Wednesday, December 24, 2008

A Christmas Sermon

From a sermon by Father David Kirk (1935-2007) - Founder of Emmaus Harlem

"Christmas is our feast. The time we remember Jesus, born homeless in a shelter in Bethlehem. The time of hope, of the birth of hope...the time we try once again to open our hearts, our lives, and let God be born in us. It's interesting: the Gospels begin with the Christmas story, the birth of Jesus, the power of God in a powerless little child, and ends the story with Emmaus: Jesus, on the road, incognito, a stranger, among his disciples.

What both stories tell us is that God inserted Himself into this tired struggle of humanity, among men and women struggling with the power of evil and despair. It is among us struggling people who form a story which God wants us to become a part of; and into this struggle God inserts Himself in Christ Jesus, becoming a brother, a fellow traveler with us. He walks with us. He joins us in our struggle, our hurts, our disappointments, listens to our stories and helps us realize that we are not walking in circles; we are not suffering without meaning; we are not alone in journey; that the God of love who gives us life is now with us - within us - at all times and in all places; so we never need feel lost, we can always trust that God walks with us.

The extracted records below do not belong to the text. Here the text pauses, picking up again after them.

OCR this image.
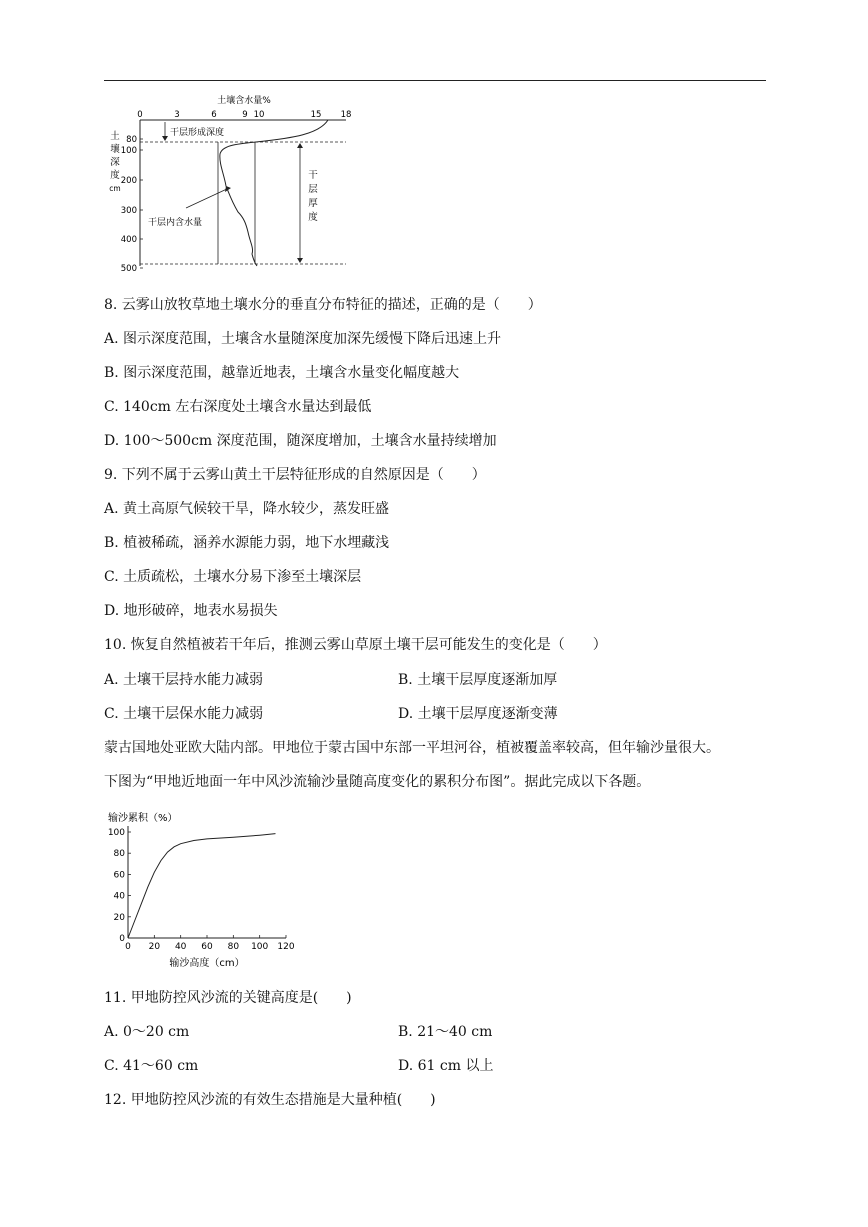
土壤含水量%
0	3	6	9 10	15 18
土
壤
深
度
cm
80
100
200
300
400
500
干层形成深度
干
层
厚
度
干层内含水量
8. 云雾山放牧草地土壤水分的垂直分布特征的描述，正确的是（　　）
A. 图示深度范围，土壤含水量随深度加深先缓慢下降后迅速上升
B. 图示深度范围，越靠近地表，土壤含水量变化幅度越大
C. 140cm 左右深度处土壤含水量达到最低
D. 100～500cm 深度范围，随深度增加，土壤含水量持续增加
9. 下列不属于云雾山黄土干层特征形成的自然原因是（　　）
A. 黄土高原气候较干旱，降水较少，蒸发旺盛
B. 植被稀疏，涵养水源能力弱，地下水埋藏浅
C. 土质疏松，土壤水分易下渗至土壤深层
D. 地形破碎，地表水易损失
10. 恢复自然植被若干年后，推测云雾山草原土壤干层可能发生的变化是（　　）
A. 土壤干层持水能力减弱	B. 土壤干层厚度逐渐加厚
C. 土壤干层保水能力减弱	D. 土壤干层厚度逐渐变薄
蒙古国地处亚欧大陆内部。甲地位于蒙古国中东部一平坦河谷，植被覆盖率较高，但年输沙量很大。
下图为“甲地近地面一年中风沙流输沙量随高度变化的累积分布图”。据此完成以下各题。
输沙累积（%）
0
20
40
60
80
100
0 20 40 60 80 100 120
输沙高度（cm）
11. 甲地防控风沙流的关键高度是(　　)
A. 0～20 cm	B. 21～40 cm
C. 41～60 cm	D. 61 cm 以上
12. 甲地防控风沙流的有效生态措施是大量种植(　　)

Jesus listens to our stories and gives us hope; but so many of us...hide part of the story, cling to our aloneness; and when we do that we are not allowing God to touch us when we are lost in pain; we hide from one another those places deepest inside ourselves, where we are most in pain, where we are most confused, guilty, hurt. So Christmas is the time to commit ourselves to open up to one another and to God, and to allow God and divinity and hope and new life to be born in us.

It is night now and, in many ways, in America it is night. It is darkness. It was in the night when the angel told Mary that the Messiah, the Savior, would be born to her, a virgin - an impossible thing - and in the night when she gave birth in the shelter of a cave. How do we get out of this night, out of this darkness?

So tonight is the night to reach out and, in God, let love for each other be born; to think of any person among us we have judged, not accepted, even rejected, and build communion as a brother or sister.

When everything is dark, when we are surrounded by despairing forces, when we do not see exits from our troubles, then we can find peace and salvation in the remembered love of Jesus Christ, which is love made vulnerable through suffering, and teaches us that truth springs from patience, and patience from suffering."